One of the main reasons the arts and recreation industry needs insurance is to protect against financial losses due to accidents or injuries. For example, if a performer is injured while rehearsing or performing, their medical bills and lost wages could be significant. Without insurance, the cost of these expenses could potentially bankrupt a small arts organization.
In addition to protecting against accidents and injuries, business insurance can also cover damages or losses due to weather events, natural disasters, and other unexpected circumstances. For example, if a theater is forced to cancel a performance due to a power outage or extreme weather, insurance can help cover lost income and expenses.
Another important aspect of commercial insurance for the arts and recreation industry is liability coverage. This type of insurance can protect against legal claims and lawsuits if someone is injured or becomes ill while attending an event or using facilities. For example, if a patron slips and falls at a theater, they may file a lawsuit against the venue for damages. Liability insurance can help cover the costs of legal fees and any settlement or judgement.

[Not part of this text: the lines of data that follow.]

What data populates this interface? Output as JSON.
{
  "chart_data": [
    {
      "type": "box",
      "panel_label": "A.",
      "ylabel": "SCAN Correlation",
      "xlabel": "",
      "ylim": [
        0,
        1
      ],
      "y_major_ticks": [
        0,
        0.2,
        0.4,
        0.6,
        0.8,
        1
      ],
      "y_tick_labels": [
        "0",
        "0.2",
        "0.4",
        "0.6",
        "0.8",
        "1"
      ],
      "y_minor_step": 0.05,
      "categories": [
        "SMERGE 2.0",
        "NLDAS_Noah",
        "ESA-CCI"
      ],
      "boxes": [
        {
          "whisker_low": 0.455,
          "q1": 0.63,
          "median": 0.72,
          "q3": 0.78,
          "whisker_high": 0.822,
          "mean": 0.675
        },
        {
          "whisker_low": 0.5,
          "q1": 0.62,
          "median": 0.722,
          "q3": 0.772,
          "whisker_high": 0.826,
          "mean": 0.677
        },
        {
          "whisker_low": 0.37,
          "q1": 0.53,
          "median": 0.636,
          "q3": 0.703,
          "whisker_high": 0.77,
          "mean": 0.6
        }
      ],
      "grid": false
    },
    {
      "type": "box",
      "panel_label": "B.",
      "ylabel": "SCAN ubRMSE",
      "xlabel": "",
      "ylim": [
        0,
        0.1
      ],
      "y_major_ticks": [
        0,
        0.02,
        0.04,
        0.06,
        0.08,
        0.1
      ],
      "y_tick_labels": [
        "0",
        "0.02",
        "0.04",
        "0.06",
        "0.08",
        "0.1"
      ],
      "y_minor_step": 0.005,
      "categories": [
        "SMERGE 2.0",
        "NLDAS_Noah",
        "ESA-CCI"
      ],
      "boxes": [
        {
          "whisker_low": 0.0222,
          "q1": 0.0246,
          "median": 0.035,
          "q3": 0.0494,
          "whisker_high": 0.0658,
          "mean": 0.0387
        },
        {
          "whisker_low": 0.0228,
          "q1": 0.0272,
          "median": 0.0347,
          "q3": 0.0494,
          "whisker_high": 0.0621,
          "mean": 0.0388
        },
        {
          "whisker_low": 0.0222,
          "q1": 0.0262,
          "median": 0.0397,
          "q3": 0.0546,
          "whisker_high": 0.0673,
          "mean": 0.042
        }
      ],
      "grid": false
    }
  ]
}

Overall, the arts and recreation industry needs insurance to protect against financial losses and legal liabilities that can arise in the course of business. Without commercial insurance, small arts organizations and recreational facilities could be vulnerable to financial ruin in the face of unexpected events or accidents.
Minimum recommended small business insurance coverage: Business Income with Extra Expense, Employee Dishonesty, Money and Securities, Accounts Receivable, Commercial Articles Floater, Computers, Valuable Papers and Records, General Liability, Employee Benefits Liability, Umbrella Liability, Hired and Non-owned Auto Liability & Workers Compensation.
Other commercial insurance policies to consider: Building, Bailees Customers Floater, Money and Securities, Cyber Liability, Employment-related Practices Liability, Business Auto Liability and Physical Damage and Stop Gap Liability.